Lovelessness turns a person mean, bitter, as strange as an animal in a world of humans. Pay attention and they'll start to come out of the woodwork; the old man hunched on his porch six hours a day, the black boy who weighed 300 pounds by the time he's 13, the sour-faced woman on the train, all the folks who wrote their own pleading letters to Nathanael West's Miss Lonelyhearts. Watch for them in the streets, in restaurants alone, especially the supermarkets. Once you have marked them, you'll see that they are an army. They pass by your door from morning to night. All you have to do is open your eyes.

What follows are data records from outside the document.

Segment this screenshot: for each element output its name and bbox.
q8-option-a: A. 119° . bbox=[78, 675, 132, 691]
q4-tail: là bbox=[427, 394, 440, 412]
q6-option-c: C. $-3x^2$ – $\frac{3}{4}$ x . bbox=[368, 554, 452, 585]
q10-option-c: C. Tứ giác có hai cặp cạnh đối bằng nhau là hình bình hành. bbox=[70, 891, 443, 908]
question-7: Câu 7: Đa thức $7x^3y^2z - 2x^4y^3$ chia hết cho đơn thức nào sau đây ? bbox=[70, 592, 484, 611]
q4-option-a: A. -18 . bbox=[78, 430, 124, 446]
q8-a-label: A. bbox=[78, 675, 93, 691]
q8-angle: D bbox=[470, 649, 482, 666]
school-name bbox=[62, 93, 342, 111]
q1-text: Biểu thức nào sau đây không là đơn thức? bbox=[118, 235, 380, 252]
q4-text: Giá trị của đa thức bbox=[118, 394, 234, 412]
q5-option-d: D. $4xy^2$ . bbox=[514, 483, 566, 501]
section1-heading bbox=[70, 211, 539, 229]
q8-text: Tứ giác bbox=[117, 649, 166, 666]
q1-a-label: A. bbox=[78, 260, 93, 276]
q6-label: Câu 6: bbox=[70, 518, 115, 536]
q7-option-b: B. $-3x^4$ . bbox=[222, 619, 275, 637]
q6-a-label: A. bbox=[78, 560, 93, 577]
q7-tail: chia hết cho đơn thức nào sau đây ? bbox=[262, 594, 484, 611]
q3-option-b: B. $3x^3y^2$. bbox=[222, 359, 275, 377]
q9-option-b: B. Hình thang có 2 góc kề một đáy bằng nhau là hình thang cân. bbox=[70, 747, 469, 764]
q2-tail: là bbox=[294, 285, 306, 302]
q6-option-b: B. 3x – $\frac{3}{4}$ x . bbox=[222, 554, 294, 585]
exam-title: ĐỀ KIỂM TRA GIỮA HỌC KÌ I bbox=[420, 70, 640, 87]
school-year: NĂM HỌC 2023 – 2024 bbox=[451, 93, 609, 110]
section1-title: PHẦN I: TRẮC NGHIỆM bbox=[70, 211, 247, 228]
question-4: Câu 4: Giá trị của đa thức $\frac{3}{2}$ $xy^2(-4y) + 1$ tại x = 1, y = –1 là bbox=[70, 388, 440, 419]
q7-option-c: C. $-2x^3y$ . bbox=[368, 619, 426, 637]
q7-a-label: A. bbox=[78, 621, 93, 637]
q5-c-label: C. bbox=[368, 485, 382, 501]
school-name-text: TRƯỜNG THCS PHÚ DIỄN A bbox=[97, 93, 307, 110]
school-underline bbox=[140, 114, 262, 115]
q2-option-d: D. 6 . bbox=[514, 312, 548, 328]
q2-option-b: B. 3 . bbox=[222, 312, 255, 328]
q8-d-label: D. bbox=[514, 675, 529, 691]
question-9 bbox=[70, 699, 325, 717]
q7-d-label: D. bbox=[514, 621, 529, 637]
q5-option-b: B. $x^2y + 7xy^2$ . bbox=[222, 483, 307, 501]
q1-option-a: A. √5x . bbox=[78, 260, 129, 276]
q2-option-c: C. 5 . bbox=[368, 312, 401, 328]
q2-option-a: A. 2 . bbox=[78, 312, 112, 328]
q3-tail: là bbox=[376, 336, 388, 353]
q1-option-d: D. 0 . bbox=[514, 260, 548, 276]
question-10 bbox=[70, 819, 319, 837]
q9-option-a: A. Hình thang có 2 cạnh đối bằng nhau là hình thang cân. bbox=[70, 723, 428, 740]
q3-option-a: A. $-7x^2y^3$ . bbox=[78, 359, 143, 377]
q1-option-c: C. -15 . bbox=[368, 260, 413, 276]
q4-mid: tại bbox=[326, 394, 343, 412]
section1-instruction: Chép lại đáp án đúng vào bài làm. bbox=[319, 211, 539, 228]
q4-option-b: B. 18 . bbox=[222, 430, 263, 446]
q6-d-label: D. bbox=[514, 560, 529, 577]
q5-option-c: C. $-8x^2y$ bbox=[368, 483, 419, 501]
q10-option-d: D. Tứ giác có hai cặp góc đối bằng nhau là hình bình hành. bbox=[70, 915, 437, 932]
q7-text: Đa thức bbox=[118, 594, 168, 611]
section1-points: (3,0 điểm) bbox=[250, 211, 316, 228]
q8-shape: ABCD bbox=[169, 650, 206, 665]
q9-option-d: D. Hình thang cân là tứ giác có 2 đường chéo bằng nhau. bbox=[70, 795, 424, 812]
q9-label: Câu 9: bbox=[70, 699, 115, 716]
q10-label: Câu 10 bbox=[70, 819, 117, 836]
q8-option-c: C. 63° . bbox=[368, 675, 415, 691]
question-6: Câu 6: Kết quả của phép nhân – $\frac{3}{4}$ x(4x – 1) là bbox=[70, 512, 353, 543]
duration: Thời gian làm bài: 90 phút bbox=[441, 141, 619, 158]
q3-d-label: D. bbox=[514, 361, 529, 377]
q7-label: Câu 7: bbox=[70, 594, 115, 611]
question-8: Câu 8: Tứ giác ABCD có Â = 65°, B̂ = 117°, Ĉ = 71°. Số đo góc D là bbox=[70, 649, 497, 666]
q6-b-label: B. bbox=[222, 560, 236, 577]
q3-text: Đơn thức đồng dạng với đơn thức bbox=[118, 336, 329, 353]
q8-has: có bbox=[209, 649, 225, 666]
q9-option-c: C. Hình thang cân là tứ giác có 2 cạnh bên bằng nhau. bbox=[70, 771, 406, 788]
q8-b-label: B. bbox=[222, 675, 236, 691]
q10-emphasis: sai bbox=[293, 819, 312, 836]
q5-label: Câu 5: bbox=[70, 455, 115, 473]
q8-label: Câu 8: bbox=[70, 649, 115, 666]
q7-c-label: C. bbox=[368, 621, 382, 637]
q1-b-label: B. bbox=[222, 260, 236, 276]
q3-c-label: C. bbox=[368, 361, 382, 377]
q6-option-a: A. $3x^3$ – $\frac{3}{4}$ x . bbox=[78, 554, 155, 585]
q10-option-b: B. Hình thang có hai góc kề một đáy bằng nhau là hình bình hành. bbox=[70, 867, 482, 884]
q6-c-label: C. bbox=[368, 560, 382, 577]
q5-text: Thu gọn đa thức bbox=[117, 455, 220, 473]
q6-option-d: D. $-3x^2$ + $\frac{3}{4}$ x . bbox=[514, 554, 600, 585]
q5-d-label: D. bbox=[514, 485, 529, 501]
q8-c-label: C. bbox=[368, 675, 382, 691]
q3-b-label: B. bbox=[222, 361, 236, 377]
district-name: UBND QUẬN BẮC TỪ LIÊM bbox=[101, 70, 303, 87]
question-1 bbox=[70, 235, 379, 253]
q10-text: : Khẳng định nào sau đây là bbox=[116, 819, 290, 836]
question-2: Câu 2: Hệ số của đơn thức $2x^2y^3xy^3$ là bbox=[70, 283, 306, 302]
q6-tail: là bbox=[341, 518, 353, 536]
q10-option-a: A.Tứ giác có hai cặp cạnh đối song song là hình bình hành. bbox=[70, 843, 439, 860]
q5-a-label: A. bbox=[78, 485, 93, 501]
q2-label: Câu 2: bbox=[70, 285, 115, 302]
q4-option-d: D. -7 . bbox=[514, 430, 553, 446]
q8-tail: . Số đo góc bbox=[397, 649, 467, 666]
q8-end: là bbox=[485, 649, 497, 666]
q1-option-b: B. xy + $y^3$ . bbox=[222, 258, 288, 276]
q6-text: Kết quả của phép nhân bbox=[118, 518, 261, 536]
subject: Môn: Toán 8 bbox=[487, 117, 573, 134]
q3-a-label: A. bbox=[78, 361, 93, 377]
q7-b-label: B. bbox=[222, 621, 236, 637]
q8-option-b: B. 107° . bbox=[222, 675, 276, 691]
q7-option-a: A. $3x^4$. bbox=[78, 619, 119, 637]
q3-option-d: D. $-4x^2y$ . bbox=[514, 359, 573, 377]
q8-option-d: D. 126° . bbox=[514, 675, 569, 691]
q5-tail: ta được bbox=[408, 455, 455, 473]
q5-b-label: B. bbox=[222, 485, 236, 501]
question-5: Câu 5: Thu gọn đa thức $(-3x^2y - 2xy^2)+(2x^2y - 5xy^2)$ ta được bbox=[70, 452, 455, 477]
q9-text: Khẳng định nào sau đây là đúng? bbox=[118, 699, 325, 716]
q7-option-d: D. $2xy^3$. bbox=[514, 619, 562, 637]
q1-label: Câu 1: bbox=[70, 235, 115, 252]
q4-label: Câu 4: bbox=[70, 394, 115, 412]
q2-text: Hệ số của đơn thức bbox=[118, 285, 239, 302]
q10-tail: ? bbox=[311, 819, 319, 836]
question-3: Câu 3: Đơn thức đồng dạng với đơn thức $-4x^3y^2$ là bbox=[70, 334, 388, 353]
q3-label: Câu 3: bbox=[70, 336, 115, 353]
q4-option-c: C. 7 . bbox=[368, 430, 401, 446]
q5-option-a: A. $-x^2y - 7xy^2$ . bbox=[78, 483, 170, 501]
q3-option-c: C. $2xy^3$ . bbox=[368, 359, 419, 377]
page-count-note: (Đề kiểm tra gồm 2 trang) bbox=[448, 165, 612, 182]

See the thing in their eyes? Do you see it? It's so foreign that it's obvious. We're not like that, of course - shining eyes, decent teeth, a charming way with words. We've gone through lovers the way a child goes from one toy to the next, each one outstripping the next. We could charm the pants off of anyone - and probably have in our youth, just for the hell of it. Perhaps we've finally settled on someone and started a little family, a life of our own and now our old lovers are funny stories that we tell by a quaint fireplace in a charming tavern when old friends come to visit.

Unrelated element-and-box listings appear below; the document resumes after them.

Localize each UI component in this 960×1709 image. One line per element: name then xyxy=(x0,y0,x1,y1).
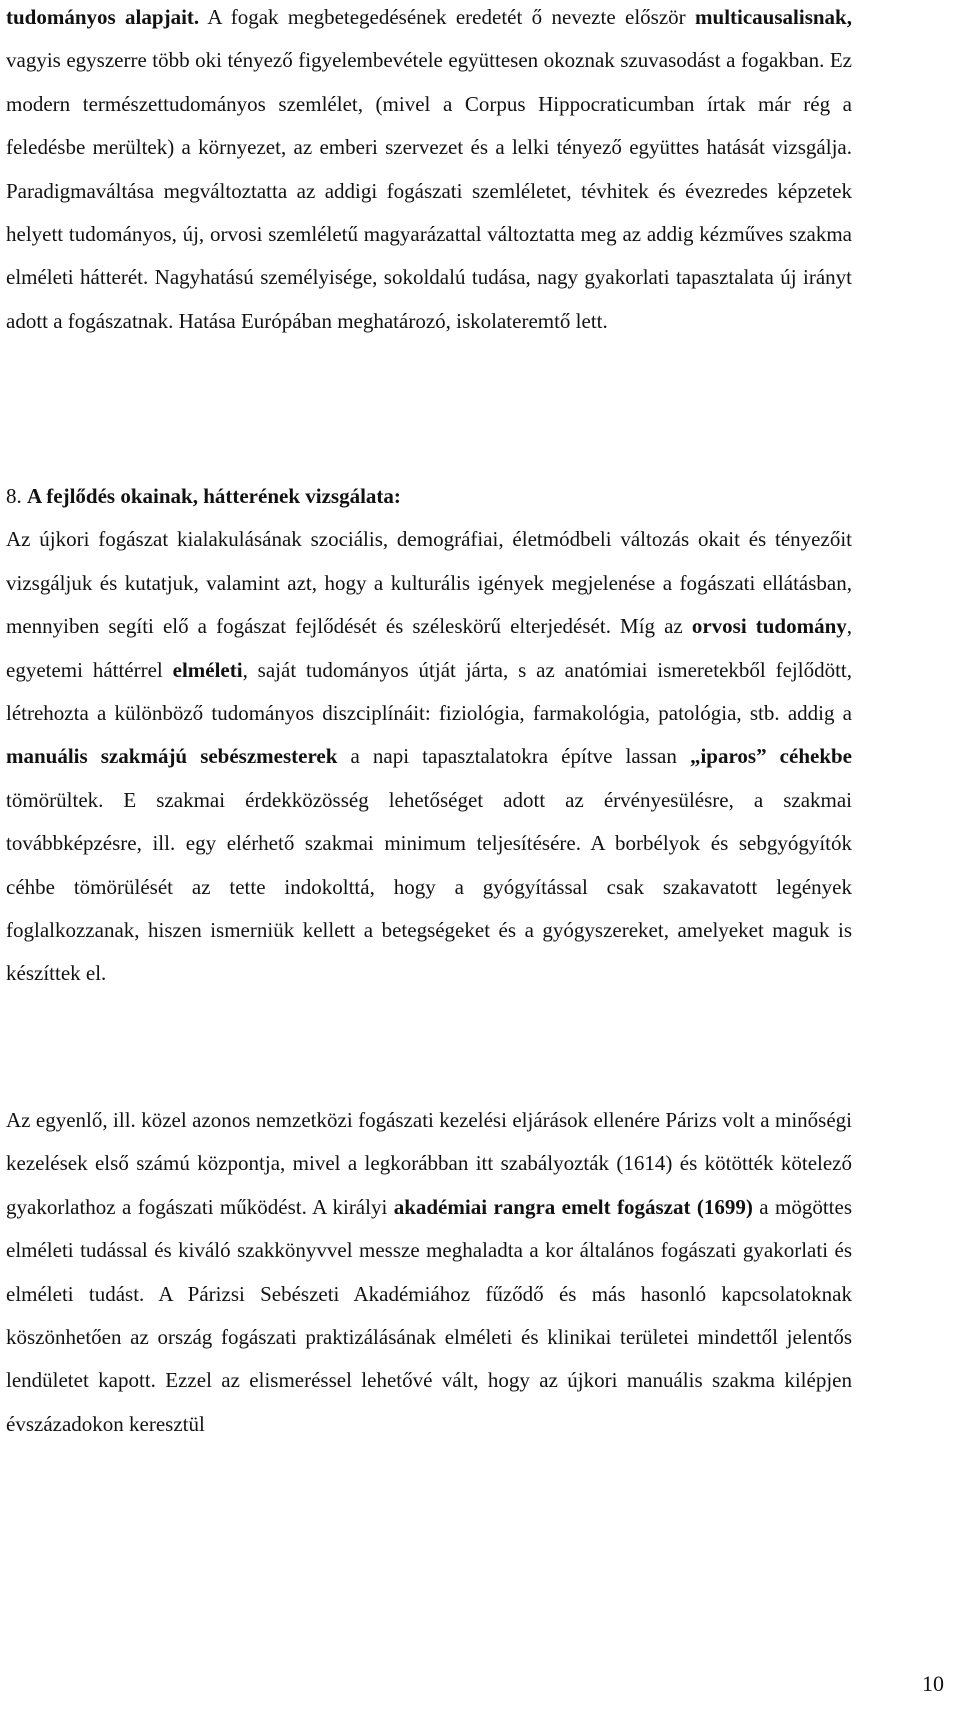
bold-phrase: elméleti xyxy=(172,657,243,682)
paragraph-1-text xyxy=(6,0,852,343)
bold-phrase: akadémiai rangra emelt fogászat (1699) xyxy=(393,1194,753,1219)
text-run: vagyis egyszerre több oki tényező figyelembevétele együttesen okoznak szuvasodást a fogakban. Ez modern természettudományos szemlélet, (mivel a Corpus Hippocraticumban írtak már rég a feledésbe merültek) a környezet, az emberi szervezet és a lelki tényező együttes hatását vizsgálja. Paradigmaváltása megváltoztatta az addigi fogászati szemléletet, tévhitek és évezredes képzetek helyett tudományos, új, orvosi szemléletű magyarázattal változtatta meg az addig kézműves szakma elméleti hátterét. Nagyhatású személyisége, sokoldalú tudása, nagy gyakorlati tapasztalata új irányt adott a fogászatnak. Hatása Európában meghatározó, iskolateremtő lett. xyxy=(6,48,852,333)
text-run: A fogak megbetegedésének eredetét ő nevezte először xyxy=(199,5,696,29)
section-number: 8. xyxy=(6,484,27,508)
bold-phrase: orvosi tudomány xyxy=(691,614,847,639)
text-run: a mögöttes elméleti tudással és kiváló szakkönyvvel messze meghaladta a kor általános fogászati gyakorlati és elméleti tudást. A Párizsi Sebészeti Akadémiához fűződő és más hasonló kapcsolatoknak köszönhetően az ország fogászati praktizálásának elméleti és klinikai területei mindettől jelentős lendületet kapott. Ezzel az elismeréssel lehetővé vált, hogy az újkori manuális szakma kilépjen évszázadokon keresztül xyxy=(6,1194,852,1436)
bold-phrase: multicausalisnak, xyxy=(695,5,852,29)
text-run: , saját tudományos útját járta, s az anatómiai ismeretekből fejlődött, létrehozta a különböző tudományos diszciplínáit: fiziológia, farmakológia, patológia, stb. addig a xyxy=(6,657,852,726)
section-8 xyxy=(6,475,852,996)
bold-phrase: manuális szakmájú sebészmesterek xyxy=(6,744,338,769)
page-number: 10 xyxy=(922,1671,944,1696)
bold-phrase: „iparos” céhekbe xyxy=(689,744,852,769)
section-title: A fejlődés okainak, hátterének vizsgálata: xyxy=(27,484,401,508)
text-run: tömörültek. E szakmai érdekközösség lehetőséget adott az érvényesülésre, a szakmai továbbképzésre, ill. egy elérhető szakmai minimum teljesítésére. A borbélyok és sebgyógyítók céhbe tömörülését az tette indokolttá, hogy a gyógyítással csak szakavatott legények foglalkozzanak, hiszen ismerniük kellett a betegségeket és a gyógyszereket, amelyeket maguk is készíttek el. xyxy=(6,787,852,986)
section-8-body xyxy=(6,518,852,995)
text-run: , egyetemi háttérrel xyxy=(6,614,853,682)
section-8-heading xyxy=(6,475,852,518)
paragraph-1 xyxy=(6,0,852,343)
paragraph-3-text xyxy=(6,1099,852,1446)
text-run: Az egyenlő, ill. közel azonos nemzetközi fogászati kezelési eljárások ellenére Párizs volt a minőségi kezelések első számú központja, mivel a legkorábban itt szabályozták (1614) és kötötték kötelező gyakorlathoz a fogászati működést. A királyi xyxy=(6,1108,852,1219)
paragraph-3 xyxy=(6,1099,852,1446)
bold-phrase: tudományos alapjait. xyxy=(6,5,200,29)
text-run: a napi tapasztalatokra építve lassan xyxy=(337,744,690,769)
text-run: Az újkori fogászat kialakulásának szociális, demográfiai, életmódbeli változás okait és tényezőit vizsgáljuk és kutatjuk, valamint azt, hogy a kulturális igények megjelenése a fogászati ellátásban, mennyiben segíti elő a fogászat fejlődését és széleskörű elterjedését. Míg az xyxy=(6,527,852,639)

And the letters - maybe we've kept them in an old shoebox, maybe we burned them in a fit of pique. Maybe we were just careless and now who knows where they've gone? But really, we should have kept them.

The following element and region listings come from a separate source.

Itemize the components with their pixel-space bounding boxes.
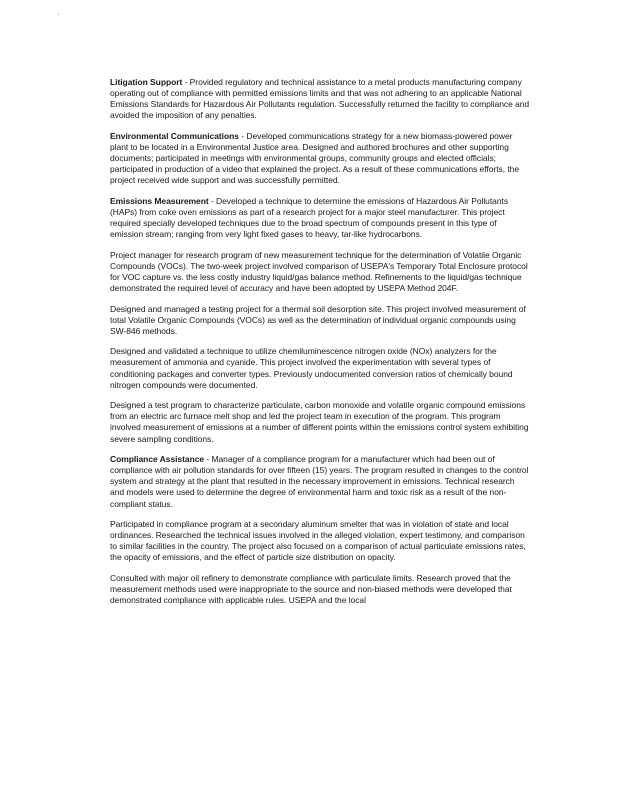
paragraph-thermal-soil-desorption xyxy=(110,304,530,337)
paragraph-electric-arc-furnace xyxy=(110,400,530,444)
paragraph-text: Designed and managed a testing project for a thermal soil desorption site. This project involved measurement of total Volatile Organic Compounds (VOCs) as well as the determination of individual organic compounds using SW-846 methods. xyxy=(110,303,526,336)
document-body xyxy=(110,77,530,616)
paragraph-compliance-assistance xyxy=(110,454,530,509)
paragraph-environmental-communications xyxy=(110,131,530,186)
paragraph-litigation-support xyxy=(110,77,530,121)
scan-speck: ' xyxy=(58,14,60,20)
paragraph-aluminum-smelter xyxy=(110,519,530,563)
paragraph-text: Participated in compliance program at a secondary aluminum smelter that was in violation of state and local ordinances. Researched the technical issues involved in the alleged violation, expert testimony, and comparison to similar facilities in the country. The project also focused on a comparison of actual particulate emissions rates, the opacity of emissions, and the effect of particle size distribution on opacity. xyxy=(110,519,526,563)
paragraph-voc-research-program xyxy=(110,250,530,294)
section-heading-emissions-measurement: Emissions Measurement xyxy=(110,195,209,206)
paragraph-text: Consulted with major oil refinery to demonstrate compliance with particulate limits. Research proved that the measurement methods used were inappropriate to the source and non-biased methods were developed that demonstrated compliance with applicable rules. USEPA and the local xyxy=(110,572,512,606)
paragraph-text: Project manager for research program of new measurement technique for the determination of Volatile Organic Compounds (VOCs). The two-week project involved comparison of USEPA's Temporary Total Enclosure protocol for VOC capture vs. the less costly industry liquid/gas balance method. Refinements to the liquid/gas technique demonstrated the required level of accuracy and have been adopted by USEPA Method 204F. xyxy=(110,249,528,293)
paragraph-text: Designed and validated a technique to utilize chemiluminescence nitrogen oxide (NOx) analyzers for the measurement of ammonia and cyanide. This project involved the experimentation with several types of conditioning packages and converter types. Previously undocumented conversion ratios of chemically bound nitrogen compounds were documented. xyxy=(110,346,513,390)
paragraph-text: - Provided regulatory and technical assistance to a metal products manufacturing company operating out of compliance with permitted emissions limits and that was not adhering to an applicable National Emissions Standards for Hazardous Air Pollutants regulation. Successfully returned the facility to compliance and avoided the imposition of any penalties. xyxy=(110,77,530,121)
paragraph-chemiluminescence-technique xyxy=(110,346,530,390)
section-heading-litigation-support: Litigation Support xyxy=(110,77,183,87)
paragraph-text: - Developed a technique to determine the emissions of Hazardous Air Pollutants (HAPs) from coke oven emissions as part of a research project for a major steel manufacturer. This project required specially developed techniques due to the broad spectrum of compounds present in this type of emission stream; ranging from very light fixed gases to heavy, tar-like hydrocarbons. xyxy=(110,195,509,240)
section-heading-environmental-communications: Environmental Communications xyxy=(110,130,239,141)
paragraph-text: - Manager of a compliance program for a manufacturer which had been out of compliance with air pollution standards for over fifteen (15) years. The program resulted in changes to the control system and strategy at the plant that resulted in the necessary improvement in emissions. Technical research and models were used to determine the degree of environmental harm and toxic risk as a result of the non-compliant status. xyxy=(110,454,529,509)
section-heading-compliance-assistance: Compliance Assistance xyxy=(110,454,205,465)
paragraph-text: - Developed communications strategy for a new biomass-powered power plant to be located in a Environmental Justice area. Designed and authored brochures and other supporting documents; participated in meetings with environmental groups, community groups and elected officials; participated in production of a video that explained the project. As a result of these communications efforts, the project received wide support and was successfully permitted. xyxy=(110,130,520,186)
paragraph-oil-refinery xyxy=(110,573,530,606)
paragraph-emissions-measurement xyxy=(110,196,530,240)
paragraph-text: Designed a test program to characterize particulate, carbon monoxide and volatile organic compound emissions from an electric arc furnace melt shop and led the project team in execution of the program. This program involved measurement of emissions at a number of different points within the emissions control system exhibiting severe sampling conditions. xyxy=(110,400,529,444)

By all means, keep the letters.
These others, this army of the loveless - they'll never know what it's like for us. We'll have discarded and forgotten more love and adoration than the loveless ever dreamed could exist. We have romantic histories to make the characters in movies look chaste and old-fashioned, while they are a people to whom a mere kind word kindles something in their breast that can last a decade. They're not like us who can take a kindness or leave it, depending on the day and our blood sugar levels. And yet, you can't really share your surfeit of love with them. You'll wish you could, but it's an impossible situation. "People," an former girlfriend of mine used to say, "they break your heart."
We should keep our letters as a gesture at least - not to our own vanity or history, not to reminisce ourselves, God forbid, but to show that we have seen these people, these Eleanor Rigbys of the world, to show that we have thoroughly read and understood 'A Rose for Emily', that we have lived inside their lonely skulls and empty breasts, even if just in imagining a life without love and pleasure and desire, even if it's just our little compassion game, and that we know just how lucky we are.